La guerre d’Algérie par les documents. Tome II : Les portes de la guerre : 1946-1954
Les chercheurs qui depuis quatre ans attendaient la parution des Portes de la guerre ne seront pas déçus. Le tome II tient les promesses du tome I. Quant aux institutions ministérielles qui redoutaient des révélations sur l’attitude du ministre de l’Intérieur de 1954, elles seront rassurées : le seul texte qui l’évoque est un bulletin du service des liaisons nord-africaines (SLNA) qui cite de larges extraits de « l’important discours » de François Mitterrand à l’Assemblée algérienne du 19 octobre 1954. Ce discours prône des réformes dans la scolarisation, la promotion musulmane, la réorganisation foncière et communale, qui sont parfaitement pertinentes. Le ministre de la Défense Alain Richard a donc donné l’imprimatur.

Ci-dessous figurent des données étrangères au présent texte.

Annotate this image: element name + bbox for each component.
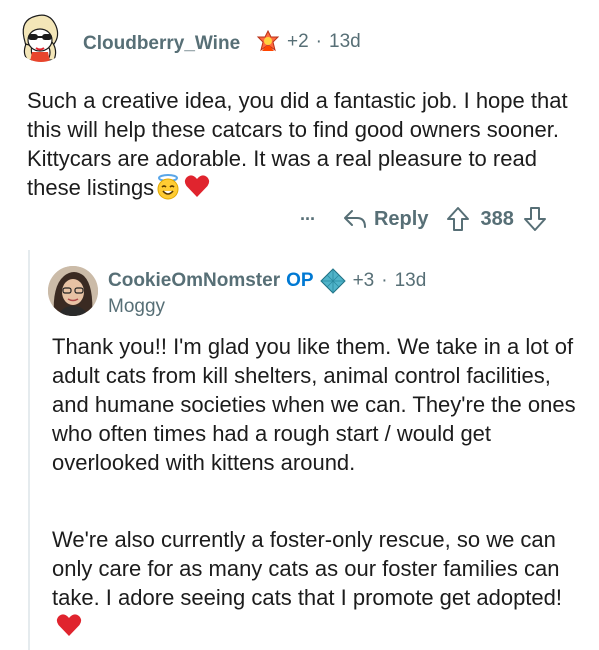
profile-photo-icon xyxy=(48,266,98,316)
comment-username[interactable]: Cloudberry_Wine xyxy=(83,33,240,55)
comment-text: Such a creative idea, you did a fantasti… xyxy=(27,88,568,200)
snoo-avatar-icon xyxy=(14,8,68,62)
vote-score: 388 xyxy=(480,207,514,230)
comment-body: Such a creative idea, you did a fantasti… xyxy=(27,86,579,205)
crystal-award-icon[interactable] xyxy=(319,268,346,294)
reply-paragraph-1: Thank you!! I'm glad you like them. We t… xyxy=(52,334,576,475)
comment-age: 13d xyxy=(329,31,361,52)
red-heart-emoji-icon xyxy=(56,613,82,644)
award-count[interactable]: +2 xyxy=(287,31,309,53)
thread-line[interactable] xyxy=(28,250,30,650)
downvote-icon[interactable] xyxy=(523,206,547,232)
reply-user-avatar[interactable] xyxy=(48,266,98,316)
more-options-button[interactable]: ··· xyxy=(300,209,316,230)
reply-button[interactable]: Reply xyxy=(343,208,428,231)
reply-paragraph-2-text: We're also currently a foster-only rescu… xyxy=(52,527,562,610)
op-badge: OP xyxy=(286,270,314,291)
reply-paragraph-2: We're also currently a foster-only rescu… xyxy=(52,525,582,644)
reply-arrow-icon xyxy=(343,208,367,230)
red-heart-emoji-icon xyxy=(184,174,210,205)
halo-emoji-icon xyxy=(155,174,181,200)
reply-label: Reply xyxy=(373,207,429,230)
comment-actions: ··· Reply 388 xyxy=(300,204,547,234)
user-avatar[interactable] xyxy=(14,8,68,62)
reply-header: CookieOmNomster OP +3 · 13d xyxy=(108,268,426,294)
reply-award-count[interactable]: +3 xyxy=(353,270,375,292)
user-flair: Moggy xyxy=(108,296,166,317)
reply-meta-separator: · xyxy=(381,270,388,291)
award-icon[interactable] xyxy=(256,29,280,55)
upvote-icon[interactable] xyxy=(446,206,470,232)
meta-separator: · xyxy=(315,31,322,52)
comment-meta: +2 · 13d xyxy=(256,29,361,55)
reply-username[interactable]: CookieOmNomster xyxy=(108,270,280,292)
reply-age: 13d xyxy=(394,270,427,291)
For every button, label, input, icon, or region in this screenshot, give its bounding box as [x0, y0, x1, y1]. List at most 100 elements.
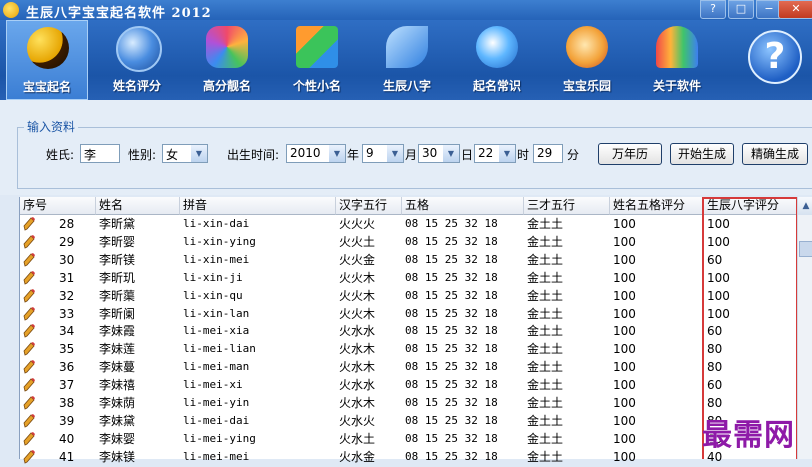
month-unit: 月	[405, 148, 418, 162]
chevron-down-icon[interactable]: ▼	[387, 145, 403, 162]
hour-select[interactable]: 22 ▼	[474, 144, 516, 163]
table-cell: 100	[613, 324, 636, 339]
minute-input[interactable]: 29	[533, 144, 563, 163]
year-select[interactable]: 2010 ▼	[286, 144, 346, 163]
table-cell: 金土土	[527, 342, 564, 357]
table-cell: 08 15 25 32 18	[405, 306, 498, 320]
info-bubble-icon	[476, 26, 518, 68]
chevron-down-icon[interactable]: ▼	[443, 145, 459, 162]
table-row[interactable]: 35 李妹莲 li-mei-lian 火水木 08 15 25 32 18 金土土 100 8…	[20, 340, 798, 358]
gender-select[interactable]: 女 ▼	[162, 144, 208, 163]
table-cell: li-xin-lan	[183, 306, 250, 320]
table-cell: 100	[613, 431, 636, 446]
pencil-icon	[23, 306, 35, 321]
column-header[interactable]: 五格	[402, 197, 524, 215]
scroll-thumb[interactable]	[799, 241, 812, 257]
tool-label: 起名常识	[472, 79, 521, 93]
pencil-icon	[23, 377, 35, 392]
month-select[interactable]: 9 ▼	[362, 144, 404, 163]
start-generate-button[interactable]: 开始生成	[670, 143, 734, 165]
table-cell: li-mei-man	[183, 360, 250, 374]
table-cell: 金土土	[527, 288, 564, 303]
column-header[interactable]: 生辰八字评分	[704, 197, 798, 215]
table-cell: 金土土	[527, 431, 564, 446]
table-row[interactable]: 41 李妹镁 li-mei-mei 火水金 08 15 25 32 18 金土土 100 40	[20, 448, 798, 466]
table-row[interactable]: 29 李昕婴 li-xin-ying 火火土 08 15 25 32 18 金土土 100 1…	[20, 233, 798, 251]
group-title: 输入资料	[24, 118, 79, 135]
table-cell: 08 15 25 32 18	[405, 449, 498, 463]
table-cell: 08 15 25 32 18	[405, 324, 498, 338]
precise-generate-button[interactable]: 精确生成	[742, 143, 808, 165]
table-cell: 李妹镁	[99, 449, 136, 464]
table-cell: li-mei-ying	[183, 431, 256, 445]
chevron-down-icon[interactable]: ▼	[329, 145, 345, 162]
puzzle-blocks-icon	[296, 26, 338, 68]
minute-unit: 分	[567, 148, 580, 162]
tool-label: 宝宝起名	[22, 80, 71, 94]
table-cell: 30	[59, 252, 75, 267]
table-cell: 火水火	[339, 413, 376, 428]
day-value: 30	[422, 146, 438, 160]
chevron-down-icon[interactable]: ▼	[191, 145, 207, 162]
table-row[interactable]: 38 李妹荫 li-mei-yin 火水木 08 15 25 32 18 金土土 100 80	[20, 394, 798, 412]
calendar-button[interactable]: 万年历	[598, 143, 662, 165]
tool-about[interactable]: 关于软件	[636, 20, 718, 100]
close-window-button[interactable]: ✕	[778, 0, 812, 19]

L’équipe de trois ou quatre officiers du Shat, dirigée par le professeur Jean-Charles Jauffret, a conduit une recherche approfondie dans les riches dépôts d’archives des armées et de la gendarmerie, et a bénéficié d’importantes dérogations pour consulter et publier des documents inédits. L’ouvrage est articulé en trois livres comprenant chacun deux ou trois chapitres, suivant un plan très logique :
L’Algérie et son environnement, mars 1946-septembre 1953 : entre guerre froide et décolonisation ; des occasions manquées ? ; l’armée en Algérie.
L’œil du cyclone, octobre 1953-octobre 1954 : la quête du renseignement ; l’état des forces armées.
L’insurrection, novembre-décembre 1954 : documents d’intérêt général, métropole et Algérie ; les opérations.
Les chapitres eux-mêmes sont organisés de façon thématique, chaque thème étant précédé d’une présentation qui souligne l’intérêt des documents reproduits, les replace dans leur environnement historique et les complète en se référant aux ouvrages et thèses publiés sur le sujet. J.-C. Jauffret a lui-même rédigé environ 70 textes de présentation, ainsi qu’une quarantaine de biographies de personnalités françaises et algériennes, ainsi qu’un tableau chronologique mettant en parallèle les événements d’Algérie, de France et du monde.
L’ouvrage cartonné est luxueux et son volet scientifique remarquable : index des noms, bibliographie critique, organigrammes, implantation des unités, références des archives consultées, cartes de l’Algérie et de l’Aurès. Quinze pages de photographies replacent les événements et les hommes dans leur paysage. Les paragraphes consacrés à la Kabylie et au Sahara auraient cependant mérité d’être illustrés par des cartes.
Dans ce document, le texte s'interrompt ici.